Wer einen Betriebsrats-Kollegen mit Affenlauten rassistisch beleidigt, muss mit der fristlosen Kündigung rechnen. Das gilt auch, wenn die Beleidigung während einer nicht öffentlichen Betriebsratssitzung fällt, wie ein Urteil des LAG Köln zeigt.

Ein Betriebsratsmitglied, der bereits seit 2009 Mitglied in der Arbeitnehmervertretung und seit 13 Jahren bei dem Logisikunternehmen war, hatte nach mehreren Abmahnungen die außerordentliche Kündigung erhalten. Mehrere Sachverhalte hielt der Arbeitgeber dabei für Kündigungsrelevant, die der Kläger allesamt zumindest in entscheidenden Teilen bestritt: Ein eigenmächtiger Urlaubsantritt des Klägers im Dezember 2016 (Sachverhalt A); der Verdacht einer Falschaussage des Klägers als Zeuge in einem anderen Verfahren vor dem Arbeitsgericht zum Nachteil der Beklagten im März 2017, wobei der Kläger kündigungsrelevante Handlungen eines Kollegen deckte (Sachverhalt B). Schließlich eine rassistische Beleidigung eines Betriebsratskollegen in einer Betriebsratssitzung am 7.11.2017 (Sachverhalt C), woraufhin besagte fristlose Kündigung folgte, die hilfsweise mit sozialer Auslauffrist ausgesprochen war.

Welche Kündigung greift?

Zur letztgenannten Kündigung hat die Arbeitgeberin die Zustimmung des Betriebsrats eingeholt, die mittels eines Kreuzes auf dem Anhörungsbogen und der Unterschrift des Vorsitzenden nachgewiesen wurde. Zu den Sachverhalten A und B sollte dies im Zustimmungsersetzungsverfahren nachgeholt werden, was erfolglos blieb, weswegen nun vor dem LAG streitig war, ob die Beklagte nach der Zustimmung des Betriebsrats zum Sachverhalt C ihre nun ausgesprochene Kündigung auch mit den Sachverhalten A und B begründen könne oder ob es hierfür einer erneuten Anhörung des Betriebsrats zum Nachschieben der Kündigungsgründe A und B bedurft hätte.

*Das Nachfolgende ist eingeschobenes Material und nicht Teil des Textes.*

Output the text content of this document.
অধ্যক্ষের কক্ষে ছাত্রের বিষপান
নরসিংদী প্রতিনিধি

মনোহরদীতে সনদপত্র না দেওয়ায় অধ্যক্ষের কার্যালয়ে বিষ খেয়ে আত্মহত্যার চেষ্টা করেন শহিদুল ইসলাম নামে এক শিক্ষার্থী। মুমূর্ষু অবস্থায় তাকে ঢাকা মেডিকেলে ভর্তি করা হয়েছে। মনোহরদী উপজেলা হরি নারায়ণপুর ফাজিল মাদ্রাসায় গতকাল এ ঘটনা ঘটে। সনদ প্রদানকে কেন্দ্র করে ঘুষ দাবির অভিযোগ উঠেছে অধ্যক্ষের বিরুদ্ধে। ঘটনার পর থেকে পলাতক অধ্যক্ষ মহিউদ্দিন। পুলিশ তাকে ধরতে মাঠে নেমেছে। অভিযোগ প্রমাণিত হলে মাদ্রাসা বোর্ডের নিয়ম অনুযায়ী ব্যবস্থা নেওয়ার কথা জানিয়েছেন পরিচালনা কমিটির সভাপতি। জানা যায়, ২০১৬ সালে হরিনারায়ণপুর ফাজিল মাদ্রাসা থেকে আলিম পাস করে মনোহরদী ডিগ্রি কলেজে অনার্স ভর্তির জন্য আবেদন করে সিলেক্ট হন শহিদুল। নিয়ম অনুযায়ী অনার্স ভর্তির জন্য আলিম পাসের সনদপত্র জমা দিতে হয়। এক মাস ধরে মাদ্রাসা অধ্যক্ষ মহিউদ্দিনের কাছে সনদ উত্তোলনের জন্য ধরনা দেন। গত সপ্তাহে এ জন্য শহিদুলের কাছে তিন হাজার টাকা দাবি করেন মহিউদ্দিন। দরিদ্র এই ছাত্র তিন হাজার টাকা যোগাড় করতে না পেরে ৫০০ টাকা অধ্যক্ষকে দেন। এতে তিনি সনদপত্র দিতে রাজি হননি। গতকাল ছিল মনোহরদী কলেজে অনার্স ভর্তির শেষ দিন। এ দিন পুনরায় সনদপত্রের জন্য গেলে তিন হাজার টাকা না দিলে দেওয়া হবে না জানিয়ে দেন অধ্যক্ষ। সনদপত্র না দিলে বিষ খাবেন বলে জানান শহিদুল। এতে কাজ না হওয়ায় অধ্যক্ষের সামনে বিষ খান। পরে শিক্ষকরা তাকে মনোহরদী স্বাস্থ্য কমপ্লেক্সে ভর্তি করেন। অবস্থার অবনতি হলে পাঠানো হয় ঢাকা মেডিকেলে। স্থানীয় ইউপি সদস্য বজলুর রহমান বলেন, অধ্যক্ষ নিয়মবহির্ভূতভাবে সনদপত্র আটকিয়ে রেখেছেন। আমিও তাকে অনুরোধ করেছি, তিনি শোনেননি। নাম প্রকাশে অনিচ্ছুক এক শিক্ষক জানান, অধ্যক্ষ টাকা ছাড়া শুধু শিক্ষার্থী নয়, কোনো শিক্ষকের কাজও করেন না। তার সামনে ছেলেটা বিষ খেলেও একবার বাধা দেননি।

Das LAG Köln hat in seiner Entscheidung klargestellt, dass die außerordentliche Kündigung rechtens war. Beleidigt ein bereits einschlägig abgemahnter Arbeitnehmer einen Kollegen mit dunklerer Hautfarbe in Anwesenheit mehrerer anderer Kollegen durch den Ausstoß von Affenlauten wie »Ugah Ugah«, so kann darin ein wichtiger Grund im Sinne des § 626 Abs. 1 BGB erkannt werden, heißt es im Urteil. Eine Beharrlichkeit des Pflichtverstoßes und damit eine nachhaltig negative Verhaltensprognose ist in einem solchen Fall insbesondere dann begründet, wenn nach Einschaltung der AGG-Beschwerdestelle der Beleidigende in der Anhörung durch den Arbeitgeber uneinsichtig äußert, sein Verhalten habe »der Auflockerung der Gesprächsatmosphäre« gedient und gehöre zum »gepflegten Umgang«. Die eingeschaltete AGG-Beschwerdestelle kam zu dem Ergebnis, dass eine Diskriminierung aufgrund der ethnischen Herkunft vorliege und empfahl der Beklagten den Ausschluss des Klägers aus dem Betriebsrat und aus dem Unternehmen.

Gekündigter schiebt alle Schuld von sich

Der gekündigte Betriebsrat hatte bestritten, Affenlaute von sich gegeben zu haben, allerdingst erklärt, dass er »Bunga Bunga« gesagt hätte und dass die Aussagen in einem Streit gefallen wären, in der er von diesem Kollegen beleidigt worden sei. Im Übrigen herrsche im Betriebsrat generell ein rauer Ton und besagter Kollege habe sich schließlich über die Äußerungen nicht beklagt.

Das nahm das Gericht jedoch nicht zum Anlass, die Aussagen als nicht rassistisch abzumildern und an der Rechtmäßigkeit der Kündigung zu rütteln. Auch aus vom Kläger angeführten betriebsverfassungsrechtlichen Gründen scheiterte die Kündigung nicht. Es könne - wie bereits vom Arbeitsgericht erkannt - dahin gestellt bleiben, ob eine Selbstbeurlaubung (Sachverhalt A) oder der dringende Tatverdacht einer Falschaussage (Sachverhalt B) als wichtige Gründe für eine fristlose Kündigung in Betracht kommen, da jedenfalls die fristlose Kündigung durch die Prognose der Beklagten gerechtfertigt war, der Kläger werde sich auch in Zukunft weiterhin seinen Kollegen gegenüber beleidigend und insbesondere rassistisch verhalten.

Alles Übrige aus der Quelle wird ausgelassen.